2. The term inflation is used to describe a situation in which
a. the overall level of prices in the economy is increasing.
b. incomes in the economy are increasing.
c. stock-market prices are rising.
d. the economy is growing rapidly.
3. In the CPI, goods and services are weighted according to
a. how long a market has existed for each good or service.
b. the extent to which each good or service is regarded by the government as a necessity.
c. how much consumers buy of each good or service.
d. the number of firms that produce and sell each good or service.
Table 11-1
Year / Peaches / Pecans2005 / $11 per bushel / $6 per bushel
2006 / $9 per bushel / $10 per bushel
4. Refer to Table 11-1. Suppose the typical consumer basket consists of 10 bushels of peaches and 15 bushels of pecans. Using 2005 as the base year, the CPI for 2006 is
a. 100.
b. 120.
c. 200.
d. 240.
5. Refer to Table 11-1. Suppose the typical consumer basket consists of 10 bushels of peaches and 15 bushels of pecans. Using 2005 as the base year, what was the inflation rate in 2006?
a. 20 percent
b. 16.7 percent
c. 10 percent
d. 8 percent
Table 11-4
The table below pertains to an economy with only two goods -- books and calculators. The fixed basket consists of 5 books and 10 calculators.
Year / Price of books / Price of calculators2006 / $24 / $8
2007 / 30 / 12
2008 / 32 / 15
6. Refer to Table 11-4. Using 2006 as the base year, the inflation rate is
a. 13.3 percent for 2007 and 14.8 percent for 2008.
b. 35 percent for 2007 and 14.8 percent for 2008.

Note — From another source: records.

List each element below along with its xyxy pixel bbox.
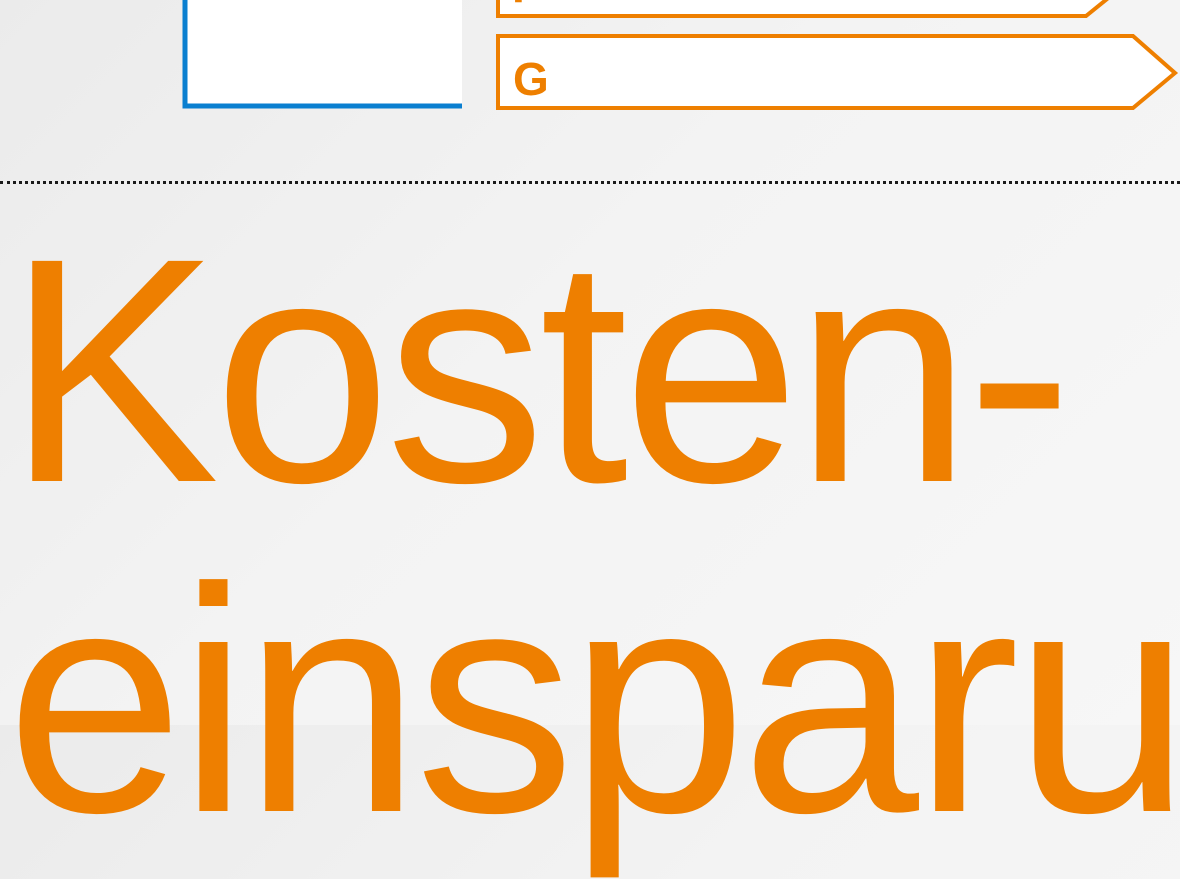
energy-label-frame [182, 0, 462, 109]
headline-line-2: einsparu [6, 521, 1180, 879]
energy-class-g-label: G [513, 53, 549, 105]
energy-class-g-arrow: G [496, 34, 1179, 110]
energy-class-f-arrow: F [496, 0, 1109, 18]
energy-label-graphic: F G [182, 0, 1179, 110]
energy-class-f-label: F [512, 0, 540, 12]
headline-line-1: Kosten- [6, 191, 1073, 549]
headline: Kosten- einsparu [6, 205, 1180, 865]
dotted-divider [0, 181, 1180, 184]
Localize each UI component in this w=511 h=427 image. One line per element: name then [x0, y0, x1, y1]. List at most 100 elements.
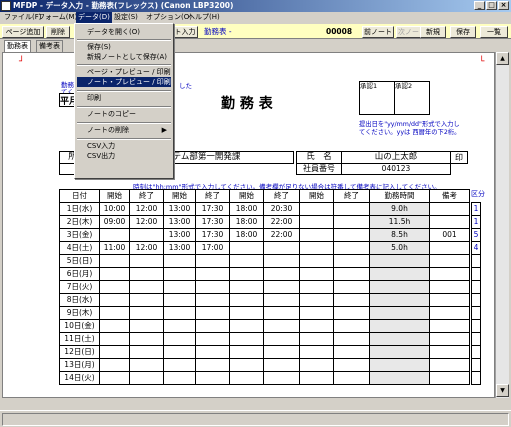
time-cell[interactable] [263, 280, 300, 294]
maximize-button[interactable]: □ [486, 1, 497, 10]
save-button[interactable]: 保存 [450, 26, 476, 38]
minimize-button[interactable]: _ [474, 1, 485, 10]
note-cell[interactable] [429, 215, 470, 229]
time-cell[interactable] [163, 254, 196, 268]
time-cell[interactable] [195, 332, 230, 346]
time-cell[interactable] [163, 345, 196, 359]
time-cell[interactable] [229, 254, 264, 268]
note-cell[interactable]: 001 [429, 228, 470, 242]
menu-delete-note[interactable]: ノートの削除 ▶ [77, 125, 171, 135]
time-cell[interactable] [333, 345, 370, 359]
kubun-cell[interactable] [471, 280, 481, 294]
time-cell[interactable] [163, 358, 196, 372]
time-cell[interactable] [99, 319, 130, 333]
time-cell[interactable] [229, 371, 264, 385]
time-cell[interactable] [263, 332, 300, 346]
time-cell[interactable] [195, 371, 230, 385]
time-cell[interactable] [299, 241, 334, 255]
time-cell[interactable]: 12:00 [129, 215, 164, 229]
new-button[interactable]: 新規 [420, 26, 446, 38]
time-cell[interactable] [99, 371, 130, 385]
time-cell[interactable] [263, 241, 300, 255]
note-cell[interactable] [429, 254, 470, 268]
time-cell[interactable] [333, 254, 370, 268]
time-cell[interactable] [299, 358, 334, 372]
menu-copy-note[interactable]: ノートのコピー [77, 109, 171, 119]
time-cell[interactable]: 09:00 [99, 215, 130, 229]
time-cell[interactable]: 17:30 [195, 202, 230, 216]
scroll-up-icon[interactable]: ▲ [496, 52, 509, 65]
approval-box-2[interactable]: 承認2 [394, 81, 430, 115]
menu-save[interactable]: 保存(S) [77, 42, 171, 52]
time-cell[interactable] [299, 293, 334, 307]
time-cell[interactable] [263, 345, 300, 359]
menu-help[interactable]: ヘルプ(H) [186, 12, 222, 23]
note-cell[interactable] [429, 293, 470, 307]
prev-note-button[interactable]: 前ノート [362, 26, 394, 38]
list-button[interactable]: 一覧 [480, 26, 508, 38]
time-cell[interactable] [333, 358, 370, 372]
note-cell[interactable] [429, 332, 470, 346]
note-cell[interactable] [429, 280, 470, 294]
time-cell[interactable] [263, 306, 300, 320]
time-cell[interactable] [99, 254, 130, 268]
menu-save-as-new[interactable]: 新規ノートとして保存(A) [77, 52, 171, 62]
time-cell[interactable] [163, 371, 196, 385]
tab-kinmu[interactable]: 勤務表 [4, 40, 31, 52]
time-cell[interactable] [129, 267, 164, 281]
time-cell[interactable] [299, 267, 334, 281]
menu-print[interactable]: 印刷 [77, 93, 171, 103]
kubun-cell[interactable] [471, 267, 481, 281]
time-cell[interactable] [229, 267, 264, 281]
time-cell[interactable]: 18:00 [229, 202, 264, 216]
kubun-cell[interactable] [471, 371, 481, 385]
menu-form[interactable]: フォーム(M) [36, 12, 79, 23]
time-cell[interactable] [99, 280, 130, 294]
note-cell[interactable] [429, 371, 470, 385]
time-cell[interactable] [129, 319, 164, 333]
time-cell[interactable] [163, 280, 196, 294]
menu-csv-output[interactable]: CSV出力 [77, 151, 171, 161]
time-cell[interactable]: 18:00 [229, 228, 264, 242]
time-cell[interactable] [299, 345, 334, 359]
note-cell[interactable] [429, 345, 470, 359]
menu-page-preview[interactable]: ページ・プレビュー / 印刷 [77, 67, 171, 77]
kubun-cell[interactable]: 1 [471, 215, 481, 229]
time-cell[interactable]: 12:00 [129, 202, 164, 216]
kubun-cell[interactable] [471, 332, 481, 346]
time-cell[interactable] [195, 293, 230, 307]
time-cell[interactable]: 11:00 [99, 241, 130, 255]
time-cell[interactable] [99, 345, 130, 359]
time-cell[interactable] [129, 254, 164, 268]
menu-csv-input[interactable]: CSV入力 [77, 141, 171, 151]
time-cell[interactable] [129, 293, 164, 307]
time-cell[interactable] [229, 345, 264, 359]
note-cell[interactable] [429, 319, 470, 333]
time-cell[interactable] [333, 267, 370, 281]
time-cell[interactable] [229, 241, 264, 255]
time-cell[interactable] [99, 358, 130, 372]
time-cell[interactable] [129, 345, 164, 359]
time-cell[interactable] [195, 254, 230, 268]
time-cell[interactable] [333, 215, 370, 229]
time-cell[interactable]: 22:00 [263, 228, 300, 242]
time-cell[interactable] [163, 293, 196, 307]
time-cell[interactable] [333, 371, 370, 385]
delete-button[interactable]: 削除 [46, 26, 70, 38]
time-cell[interactable] [129, 358, 164, 372]
time-cell[interactable] [99, 293, 130, 307]
time-cell[interactable] [129, 280, 164, 294]
time-cell[interactable]: 17:00 [195, 241, 230, 255]
kubun-cell[interactable] [471, 293, 481, 307]
time-cell[interactable] [229, 332, 264, 346]
menu-data[interactable]: データ(D) [76, 12, 112, 23]
close-button[interactable]: × [498, 1, 509, 10]
menu-settings[interactable]: 設定(S) [112, 12, 140, 23]
time-cell[interactable] [333, 280, 370, 294]
time-cell[interactable] [333, 332, 370, 346]
scroll-down-icon[interactable]: ▼ [496, 384, 509, 397]
time-cell[interactable] [263, 267, 300, 281]
time-cell[interactable] [299, 215, 334, 229]
time-cell[interactable]: 17:30 [195, 228, 230, 242]
horizontal-scrollbar[interactable] [2, 398, 495, 410]
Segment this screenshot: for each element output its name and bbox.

c. 35 percent for 2007 and 55 percent for 2008.
d. 135 percent for 2007 and 155 percent for 2008.
7. If the price index was 90 in year 1, 100 in year 2, and 95 in year 3, then the economy experienced
a. 10 percent inflation between years 1 and 2 ,and 5 percent inflation between years 2 and 3.
b. 10 percent inflation between years 1 and 2, and 5 percent deflation between years 2 and 3.
c. 11.1 percent inflation between years 1 and 2, and 5 percent inflation between years 2 and 3.
d. 11.1 percent inflation between years 1 and 2, and 5 percent deflation between years 2 and 3.
8. Which of the following is not a widely acknowledged problem with the CPI as a measure of the cost of living?
a. substitution bias
b. introduction of new goods
c. unmeasured quality change
d. unmeasured price change
9. If the nominal interest rate is 8 percent and rate of inflation is 5.5 percent, then the real interest rate is
a. 13.5 percent.
b. 12 percent.
c. 2.5 percent.
d. -2.5 percent.
10. Ralph puts money in the bank and earns a 5 percent nominal interest rate. Then, if the inflation rate is 3 percent,
a. Ralph will have 3 percent more money, which will purchase 2 percent more goods.
b. Ralph will have 3 percent more money, which will purchase 8 percent more goods.
c. Ralph will have 5 percent more money, which will purchase 2 percent more goods.
d. Ralph will have 5 percent more money, which will purchase 8 percent more goods.